On the Universal Statistical Consistency of Expansive Hyperbolic Deep Convolutional Neural Networks
- URL: http://arxiv.org/abs/2411.10128v1
- Date: Fri, 15 Nov 2024 12:01:03 GMT
- Title: On the Universal Statistical Consistency of Expansive Hyperbolic Deep Convolutional Neural Networks
- Authors: Sagar Ghosh, Kushal Bose, Swagatam Das,
- Abstract summary: In this work, we propose Hyperbolic DCNN based on the Poincar'e Disc.
We offer extensive theoretical insights pertaining to the universal consistency of the expansive convolution in the hyperbolic space.
Results reveal that the hyperbolic convolutional architecture outperforms the Euclidean ones by a commendable margin.

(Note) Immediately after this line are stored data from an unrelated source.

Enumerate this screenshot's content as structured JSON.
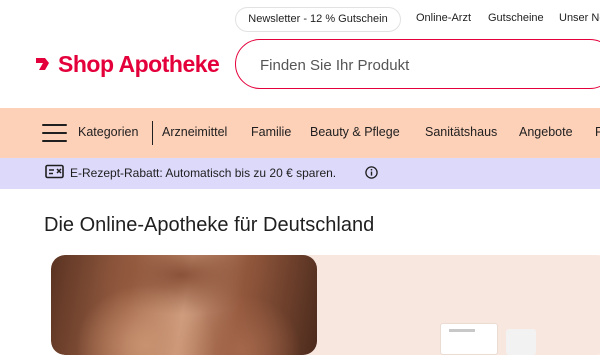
{
  "top_links": {
    "newsletter": "Newsletter - 12 % Gutschein",
    "online_arzt": "Online-Arzt",
    "gutscheine": "Gutscheine",
    "unser": "Unser Ne"
  },
  "logo": {
    "text": "Shop Apotheke",
    "color": "#e4003b"
  },
  "search": {
    "placeholder": "Finden Sie Ihr Produkt"
  },
  "nav": {
    "menu_icon": "hamburger-icon",
    "items": [
      "Kategorien",
      "Arzneimittel",
      "Familie",
      "Beauty & Pflege",
      "Sanitätshaus",
      "Angebote",
      "P"
    ],
    "background": "#fdd0b8"
  },
  "promo": {
    "icon": "prescription-card-icon",
    "text": "E-Rezept-Rabatt: Automatisch bis zu 20 € sparen.",
    "info_icon": "info-icon",
    "background": "#dcd9fb"
  },
  "main": {
    "title": "Die Online-Apotheke für Deutschland"
  }
}
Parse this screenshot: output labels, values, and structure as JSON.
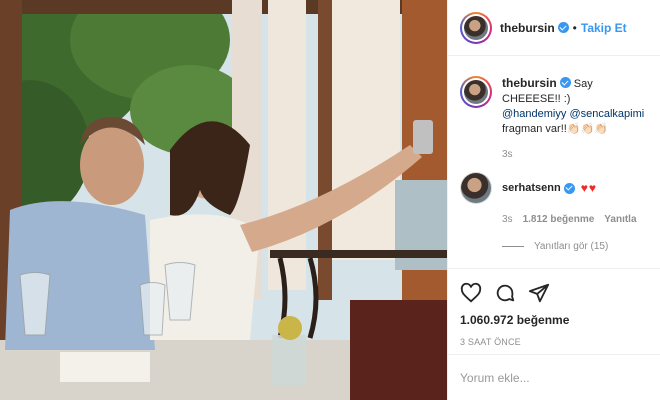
{
  "header": {
    "username": "thebursin",
    "separator": "•",
    "follow_label": "Takip Et"
  },
  "caption": {
    "username": "thebursin",
    "text": "Say CHEEESE!! :)",
    "mention1": "@handemiyy",
    "mention2": "@sencalkapimi",
    "trailing": "fragman var!!👏🏻👏🏻👏🏻",
    "time": "3s"
  },
  "reply": {
    "username": "serhatsenn",
    "hearts": "♥♥",
    "time": "3s",
    "likes": "1.812 beğenme",
    "reply_label": "Yanıtla",
    "view_replies": "Yanıtları gör (15)"
  },
  "actions": {
    "icons": [
      "heart-icon",
      "comment-icon",
      "share-icon"
    ],
    "likes": "1.060.972 beğenme",
    "posted_ago": "3 SAAT ÖNCE"
  },
  "add_comment": {
    "placeholder": "Yorum ekle..."
  },
  "colors": {
    "accent": "#3897f0",
    "secondary_text": "#8e8e8e",
    "heart": "#ed2b2b"
  }
}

- Score: 14.904264782690639
- License:
- Abstract: The emergence of Deep Convolutional Neural Networks (DCNNs) has been a pervasive tool for accomplishing widespread applications in computer vision. Despite its potential capability to capture intricate patterns inside the data, the underlying embedding space remains Euclidean and primarily pursues contractive convolution. Several instances can serve as a precedent for the exacerbating performance of DCNNs. The recent advancement of neural networks in the hyperbolic spaces gained traction, incentivizing the development of convolutional deep neural networks in the hyperbolic space. In this work, we propose Hyperbolic DCNN based on the Poincar\'{e} Disc. The work predominantly revolves around analyzing the nature of expansive convolution in the context of the non-Euclidean domain. We further offer extensive theoretical insights pertaining to the universal consistency of the expansive convolution in the hyperbolic space. Several simulations were performed not only on the synthetic datasets but also on some real-world datasets. The experimental results reveal that the hyperbolic convolutional architecture outperforms the Euclidean ones by a commendable margin.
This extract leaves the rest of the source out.